The truck’s headlights swept over the turnoff into the trailer park as she spoke. Neither said a word for a moment, the weight of what lay ahead pressing down.
"Which one’s yours?" Joshua asked quietly.
"Fuck!" D’arcy suddenly cursed, her fingers fumbling at the door handle.
"Whoa, hey!" Joshua startled, eyes darting to her frantic hands.
"My roommate left her cats outside again. Want coyotes? That’s how you get coyotes. Those little howling bastards’ll eat anything smaller than a moose. I’m so done with this place."
She caught herself and turned back, voice softer. "Sorry."
Joshua felt a shiver roll through him that had nothing to do with the cold. Coyotes. The wildness creeping closer, the menace lurking beyond the fences and trailers.
"It’s not fine," he admitted. "You wanna come inside? Maybe we can look into that internet thing together. It’d be easier to hate the world with someone else around."
D’arcy shook her head. "Wish I could, but I’ve got twenty minutes to chase cats and pack my stuff. If it’s still there. Never a quiet night with girls around. Savages all of them."
She stepped down onto the frosty gravel, boots crunching sharply in the silence.
"There’s gonna be good news for you. I feel it," she said, glancing back through the open door. "Just remember: pictures. Everything."
Joshua nodded, clutching the crumpled receipt like a lifeline. He watched her fade into the shadows between the trailers, swallowed by the cold and darkness.
Alone again, he stared down at the note, whispering to the hum of the heater, "What the hell am I doing?"
Pictures. He could do pictures. Birthday parties, Christmases, summer trips. Maybe even call Mikey’s teacher, plead for photos from school events. Anything to piece together a digital breadcrumb trail.

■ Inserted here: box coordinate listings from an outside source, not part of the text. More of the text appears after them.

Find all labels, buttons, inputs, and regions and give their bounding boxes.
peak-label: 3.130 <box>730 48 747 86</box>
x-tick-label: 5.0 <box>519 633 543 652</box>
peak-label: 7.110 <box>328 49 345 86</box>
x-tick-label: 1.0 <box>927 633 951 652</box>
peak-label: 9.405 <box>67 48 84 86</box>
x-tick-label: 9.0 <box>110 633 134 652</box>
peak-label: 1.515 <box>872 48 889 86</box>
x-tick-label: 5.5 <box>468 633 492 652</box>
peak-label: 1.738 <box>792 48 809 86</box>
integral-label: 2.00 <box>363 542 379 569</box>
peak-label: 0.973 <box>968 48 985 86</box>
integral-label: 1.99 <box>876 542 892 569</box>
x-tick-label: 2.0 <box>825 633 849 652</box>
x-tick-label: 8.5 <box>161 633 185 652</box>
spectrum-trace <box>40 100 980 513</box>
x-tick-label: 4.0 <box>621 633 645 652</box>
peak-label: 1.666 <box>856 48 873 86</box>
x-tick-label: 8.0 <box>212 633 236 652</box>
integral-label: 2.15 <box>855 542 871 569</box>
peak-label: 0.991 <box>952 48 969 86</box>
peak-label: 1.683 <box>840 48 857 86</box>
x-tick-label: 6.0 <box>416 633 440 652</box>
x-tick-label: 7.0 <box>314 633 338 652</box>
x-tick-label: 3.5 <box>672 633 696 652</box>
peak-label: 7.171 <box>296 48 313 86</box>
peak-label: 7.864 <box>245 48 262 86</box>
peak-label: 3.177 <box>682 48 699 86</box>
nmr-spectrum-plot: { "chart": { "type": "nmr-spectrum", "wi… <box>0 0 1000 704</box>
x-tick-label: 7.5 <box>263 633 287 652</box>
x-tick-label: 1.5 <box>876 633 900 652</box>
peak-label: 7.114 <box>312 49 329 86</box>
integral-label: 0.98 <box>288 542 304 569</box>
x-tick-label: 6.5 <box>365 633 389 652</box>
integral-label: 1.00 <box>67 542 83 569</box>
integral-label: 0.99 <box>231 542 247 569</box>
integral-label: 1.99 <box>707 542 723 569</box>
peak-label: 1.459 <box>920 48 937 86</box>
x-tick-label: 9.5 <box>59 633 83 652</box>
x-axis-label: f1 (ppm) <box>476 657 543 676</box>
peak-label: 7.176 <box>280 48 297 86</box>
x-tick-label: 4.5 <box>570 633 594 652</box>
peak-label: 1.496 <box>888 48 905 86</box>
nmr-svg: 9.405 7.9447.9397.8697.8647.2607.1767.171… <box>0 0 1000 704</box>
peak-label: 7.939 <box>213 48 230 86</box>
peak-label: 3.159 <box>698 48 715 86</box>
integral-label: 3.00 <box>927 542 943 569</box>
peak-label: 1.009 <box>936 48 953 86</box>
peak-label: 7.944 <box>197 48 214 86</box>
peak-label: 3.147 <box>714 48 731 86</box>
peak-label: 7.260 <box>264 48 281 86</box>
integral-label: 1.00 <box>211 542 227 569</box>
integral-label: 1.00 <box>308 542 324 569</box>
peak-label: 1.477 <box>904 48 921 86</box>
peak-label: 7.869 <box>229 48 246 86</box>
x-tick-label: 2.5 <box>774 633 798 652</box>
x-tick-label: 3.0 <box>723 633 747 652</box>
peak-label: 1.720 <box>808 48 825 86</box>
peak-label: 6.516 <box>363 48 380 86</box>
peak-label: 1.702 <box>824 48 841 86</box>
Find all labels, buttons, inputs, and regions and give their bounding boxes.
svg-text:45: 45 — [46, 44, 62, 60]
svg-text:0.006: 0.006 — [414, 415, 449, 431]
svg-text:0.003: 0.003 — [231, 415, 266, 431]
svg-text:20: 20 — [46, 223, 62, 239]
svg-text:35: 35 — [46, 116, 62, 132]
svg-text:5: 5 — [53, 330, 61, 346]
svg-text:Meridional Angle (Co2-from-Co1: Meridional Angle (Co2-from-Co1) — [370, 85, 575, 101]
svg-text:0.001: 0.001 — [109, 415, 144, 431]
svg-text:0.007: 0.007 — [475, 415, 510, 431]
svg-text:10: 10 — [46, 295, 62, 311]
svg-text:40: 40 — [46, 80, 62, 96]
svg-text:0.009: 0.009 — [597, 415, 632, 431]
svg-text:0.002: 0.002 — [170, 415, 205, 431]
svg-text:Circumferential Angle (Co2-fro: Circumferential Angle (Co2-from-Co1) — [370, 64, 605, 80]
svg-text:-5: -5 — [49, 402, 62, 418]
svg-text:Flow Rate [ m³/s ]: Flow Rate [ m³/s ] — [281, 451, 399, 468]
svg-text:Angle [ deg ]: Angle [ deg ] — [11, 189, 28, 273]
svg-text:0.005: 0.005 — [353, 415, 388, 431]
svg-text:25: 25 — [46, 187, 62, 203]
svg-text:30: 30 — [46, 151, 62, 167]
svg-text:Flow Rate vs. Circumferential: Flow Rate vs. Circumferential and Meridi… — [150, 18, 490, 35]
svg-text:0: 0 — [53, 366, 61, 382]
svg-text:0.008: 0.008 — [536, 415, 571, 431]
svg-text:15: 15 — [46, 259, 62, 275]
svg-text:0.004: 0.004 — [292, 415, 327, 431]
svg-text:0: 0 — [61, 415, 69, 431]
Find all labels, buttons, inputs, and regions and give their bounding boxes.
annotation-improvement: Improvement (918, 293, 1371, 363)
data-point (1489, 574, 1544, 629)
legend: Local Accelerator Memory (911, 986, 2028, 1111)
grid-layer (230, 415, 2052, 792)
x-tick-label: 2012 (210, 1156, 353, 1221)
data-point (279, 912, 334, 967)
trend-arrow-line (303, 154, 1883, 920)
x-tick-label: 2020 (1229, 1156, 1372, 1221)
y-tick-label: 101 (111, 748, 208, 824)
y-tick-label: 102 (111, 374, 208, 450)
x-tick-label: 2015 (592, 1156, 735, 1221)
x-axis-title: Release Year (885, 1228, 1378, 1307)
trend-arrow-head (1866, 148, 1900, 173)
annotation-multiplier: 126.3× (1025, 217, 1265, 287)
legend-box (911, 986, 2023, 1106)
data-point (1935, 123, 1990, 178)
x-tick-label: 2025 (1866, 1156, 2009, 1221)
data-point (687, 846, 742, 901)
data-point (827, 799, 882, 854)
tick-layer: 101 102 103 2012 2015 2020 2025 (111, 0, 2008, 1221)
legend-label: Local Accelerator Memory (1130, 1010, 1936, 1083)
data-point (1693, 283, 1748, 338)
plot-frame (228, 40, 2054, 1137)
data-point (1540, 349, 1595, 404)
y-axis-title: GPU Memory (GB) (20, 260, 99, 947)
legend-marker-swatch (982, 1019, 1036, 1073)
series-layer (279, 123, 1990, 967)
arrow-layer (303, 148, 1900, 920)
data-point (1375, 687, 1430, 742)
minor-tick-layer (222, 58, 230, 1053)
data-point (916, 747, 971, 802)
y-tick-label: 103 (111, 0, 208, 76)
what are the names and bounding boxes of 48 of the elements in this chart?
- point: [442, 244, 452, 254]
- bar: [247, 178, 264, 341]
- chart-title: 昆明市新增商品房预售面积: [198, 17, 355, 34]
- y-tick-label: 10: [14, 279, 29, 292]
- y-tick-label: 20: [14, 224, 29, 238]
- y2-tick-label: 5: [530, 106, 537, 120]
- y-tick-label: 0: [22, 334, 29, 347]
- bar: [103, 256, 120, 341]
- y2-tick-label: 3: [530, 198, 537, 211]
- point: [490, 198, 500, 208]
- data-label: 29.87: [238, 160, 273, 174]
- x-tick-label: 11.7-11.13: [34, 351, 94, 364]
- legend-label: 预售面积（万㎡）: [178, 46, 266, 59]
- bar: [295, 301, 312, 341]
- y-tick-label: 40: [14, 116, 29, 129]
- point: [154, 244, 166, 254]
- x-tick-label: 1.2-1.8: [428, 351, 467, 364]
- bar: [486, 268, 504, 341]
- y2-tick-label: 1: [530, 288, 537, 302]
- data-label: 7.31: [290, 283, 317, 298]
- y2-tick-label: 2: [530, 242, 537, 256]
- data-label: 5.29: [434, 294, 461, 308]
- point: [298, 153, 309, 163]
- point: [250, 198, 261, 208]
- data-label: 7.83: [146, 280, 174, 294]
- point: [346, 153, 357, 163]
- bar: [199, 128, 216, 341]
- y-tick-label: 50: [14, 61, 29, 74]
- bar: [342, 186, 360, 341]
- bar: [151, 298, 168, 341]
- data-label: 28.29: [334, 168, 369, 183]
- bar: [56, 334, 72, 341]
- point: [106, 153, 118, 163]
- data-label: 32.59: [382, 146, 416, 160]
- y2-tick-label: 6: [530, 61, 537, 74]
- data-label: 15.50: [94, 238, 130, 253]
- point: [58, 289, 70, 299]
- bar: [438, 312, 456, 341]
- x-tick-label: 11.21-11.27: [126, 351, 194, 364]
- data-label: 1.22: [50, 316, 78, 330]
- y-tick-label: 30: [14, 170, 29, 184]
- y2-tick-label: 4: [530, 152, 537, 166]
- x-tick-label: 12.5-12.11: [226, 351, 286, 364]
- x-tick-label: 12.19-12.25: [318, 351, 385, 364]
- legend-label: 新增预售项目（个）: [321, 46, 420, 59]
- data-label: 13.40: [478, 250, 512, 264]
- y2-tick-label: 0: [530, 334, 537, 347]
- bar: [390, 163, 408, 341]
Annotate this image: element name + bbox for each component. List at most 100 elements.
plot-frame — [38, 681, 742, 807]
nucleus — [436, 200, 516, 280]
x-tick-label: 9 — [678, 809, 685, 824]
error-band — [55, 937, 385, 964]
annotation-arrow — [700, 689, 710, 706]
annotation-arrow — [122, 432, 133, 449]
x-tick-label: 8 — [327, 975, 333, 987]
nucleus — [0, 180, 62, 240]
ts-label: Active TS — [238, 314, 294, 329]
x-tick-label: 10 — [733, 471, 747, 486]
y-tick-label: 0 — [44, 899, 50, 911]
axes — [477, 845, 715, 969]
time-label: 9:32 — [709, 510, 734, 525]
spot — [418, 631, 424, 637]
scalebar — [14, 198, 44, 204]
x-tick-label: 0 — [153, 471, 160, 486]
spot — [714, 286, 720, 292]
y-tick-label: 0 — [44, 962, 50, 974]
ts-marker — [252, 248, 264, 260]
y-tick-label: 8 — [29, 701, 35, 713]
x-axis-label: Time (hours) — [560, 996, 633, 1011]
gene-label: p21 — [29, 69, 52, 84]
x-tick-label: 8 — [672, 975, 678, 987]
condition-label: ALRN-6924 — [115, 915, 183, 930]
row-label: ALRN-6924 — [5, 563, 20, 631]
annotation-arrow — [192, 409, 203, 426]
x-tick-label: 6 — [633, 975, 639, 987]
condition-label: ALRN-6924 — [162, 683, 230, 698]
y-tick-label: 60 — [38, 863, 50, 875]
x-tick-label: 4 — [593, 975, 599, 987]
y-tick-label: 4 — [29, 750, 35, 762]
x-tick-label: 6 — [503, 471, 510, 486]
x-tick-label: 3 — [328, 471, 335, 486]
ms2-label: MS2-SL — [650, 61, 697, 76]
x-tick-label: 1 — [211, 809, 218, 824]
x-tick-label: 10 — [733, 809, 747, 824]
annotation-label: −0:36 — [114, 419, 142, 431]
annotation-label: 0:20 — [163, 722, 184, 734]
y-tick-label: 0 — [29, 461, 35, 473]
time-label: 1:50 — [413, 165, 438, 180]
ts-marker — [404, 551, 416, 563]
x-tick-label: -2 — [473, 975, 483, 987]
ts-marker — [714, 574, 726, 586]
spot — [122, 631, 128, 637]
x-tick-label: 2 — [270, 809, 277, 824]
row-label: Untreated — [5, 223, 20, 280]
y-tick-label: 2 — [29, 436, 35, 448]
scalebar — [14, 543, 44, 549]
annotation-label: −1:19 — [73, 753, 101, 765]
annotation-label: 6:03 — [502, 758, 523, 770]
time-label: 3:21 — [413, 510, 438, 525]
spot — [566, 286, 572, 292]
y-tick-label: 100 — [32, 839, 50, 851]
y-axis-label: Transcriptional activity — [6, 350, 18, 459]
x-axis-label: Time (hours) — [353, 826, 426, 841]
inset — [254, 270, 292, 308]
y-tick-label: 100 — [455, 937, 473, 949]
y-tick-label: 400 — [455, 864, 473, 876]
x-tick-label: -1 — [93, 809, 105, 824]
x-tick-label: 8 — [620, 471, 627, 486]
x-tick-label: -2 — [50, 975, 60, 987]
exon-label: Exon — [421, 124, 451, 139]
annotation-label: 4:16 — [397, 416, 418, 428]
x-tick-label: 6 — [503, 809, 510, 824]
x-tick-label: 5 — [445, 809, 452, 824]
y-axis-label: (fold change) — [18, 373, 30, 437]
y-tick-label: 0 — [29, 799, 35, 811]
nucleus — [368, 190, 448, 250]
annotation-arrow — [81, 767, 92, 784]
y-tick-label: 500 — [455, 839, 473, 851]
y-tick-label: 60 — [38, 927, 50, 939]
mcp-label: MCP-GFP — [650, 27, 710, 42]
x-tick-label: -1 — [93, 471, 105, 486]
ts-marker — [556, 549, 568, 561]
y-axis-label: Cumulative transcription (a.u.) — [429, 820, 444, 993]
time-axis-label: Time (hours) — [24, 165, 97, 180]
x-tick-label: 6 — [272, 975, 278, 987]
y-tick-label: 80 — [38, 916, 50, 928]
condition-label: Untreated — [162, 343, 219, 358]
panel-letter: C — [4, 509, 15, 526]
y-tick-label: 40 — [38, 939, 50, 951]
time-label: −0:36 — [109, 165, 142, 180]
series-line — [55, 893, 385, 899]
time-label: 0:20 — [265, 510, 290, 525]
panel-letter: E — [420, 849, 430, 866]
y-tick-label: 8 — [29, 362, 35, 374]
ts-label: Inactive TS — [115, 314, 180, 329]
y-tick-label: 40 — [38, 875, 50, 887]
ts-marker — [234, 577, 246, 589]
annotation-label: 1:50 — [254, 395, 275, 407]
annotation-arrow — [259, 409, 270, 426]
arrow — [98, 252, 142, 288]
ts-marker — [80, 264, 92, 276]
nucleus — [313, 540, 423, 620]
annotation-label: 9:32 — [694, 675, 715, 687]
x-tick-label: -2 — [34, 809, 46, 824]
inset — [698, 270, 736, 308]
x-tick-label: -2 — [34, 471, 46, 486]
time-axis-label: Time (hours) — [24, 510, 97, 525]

He clenched his fist, pounding it weakly on the steering wheel before shifting into reverse. But first—there was one last place to photograph. The bus stop, the cold witness to his son’s disappearance.
He exhaled a shaky breath and pulled back onto the road, letting the headlights carve swaths of light through the night. He didn’t know what awaited him, but he had to do something. Anything.